I notice a lot of theory rather than fact. Stigler and company were
deeply empirical.  That theory seems focused almost entirely on
individual perceptual and decision-making biases, rather than how people
in groups produce bad decisions.

[…]

Again, and again, things we ought to listen to in order to construct new theories. Please could we try to study a single fact?

I always try to begin my teaching and research in behavioral political economy with fact, not literature-driven theory.  But my default model is to simply insert the weird empirics of public opinion into the standard Median Voter Model.  This almost instantly implies that people in groups produce bad decisions, but I suspect Cochrane wants a richer model.  John, does any of this suit you better? 

Cochrane’s review ends insightfully:

[T]o indulge in a little behavioral ex-post story telling of my own, a
behavioral Stigler would be hated equally by the public choice school,
which uses rational-actor economics, and by behavioral economists, who
seem, in this wide-ranging review, to remain overwhelmed by
dumb-voters-in-need-of-our-enlightened-guidance dirigisme.

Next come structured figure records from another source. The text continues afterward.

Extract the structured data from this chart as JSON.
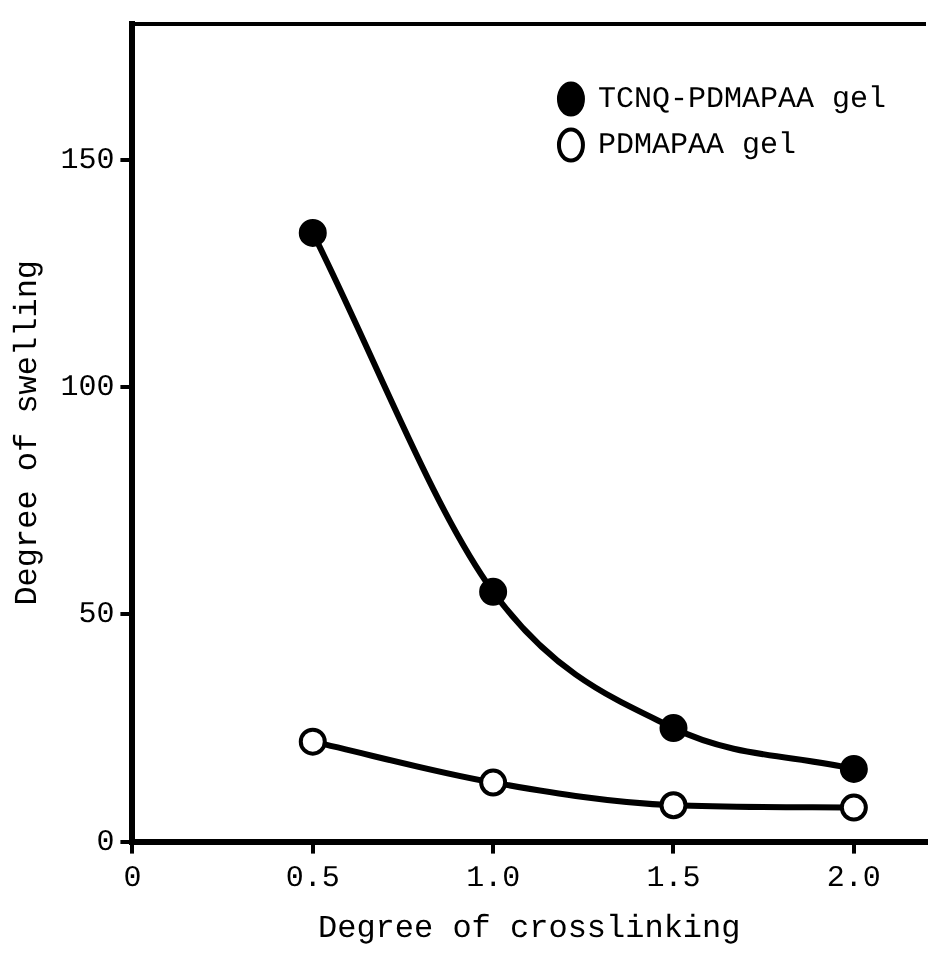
{
  "chart_data": {
    "type": "line",
    "xlabel": "Degree of crosslinking",
    "ylabel": "Degree of swelling",
    "xlim": [
      0,
      2.2
    ],
    "xticks": [
      0,
      0.5,
      {
        "value": 1,
        "label": "1.0"
      },
      1.5,
      {
        "value": 2,
        "label": "2.0"
      }
    ],
    "ylim": [
      0,
      180
    ],
    "yticks": [
      0,
      50,
      100,
      150
    ],
    "grid": false,
    "legend": "top right",
    "marker": "circle",
    "line_style": "solid",
    "x": [
      0.5,
      1,
      1.5,
      2
    ],
    "series": [
      {
        "name": "TCNQ-PDMAPAA gel",
        "color": "#000000",
        "values": [
          134,
          55,
          25,
          16
        ]
      },
      {
        "name": "PDMAPAA gel",
        "color": "#000000",
        "values": [
          22,
          13,
          8,
          7.5
        ]
      }
    ]
  }
}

This is exactly the situation I saw when I started my research on voter irrationality.  Since I wrote The Myth of the Rational Voter, however, at least Virginia School public choicers have become more open-minded.*  So I think the remaining barrier to progress is the mismatched marriage of behavioral economics and academic leftism.  Alas, this long-standing marriage continues to have much higher academic status than the public choice tradition of Buchanan and Tullock.

* This could have something to do with the fact that I’ve been teaching graduate public choice at the leading bastion of Virginia School public choice for over a decade.  As Kuhn taught us, get ’em young.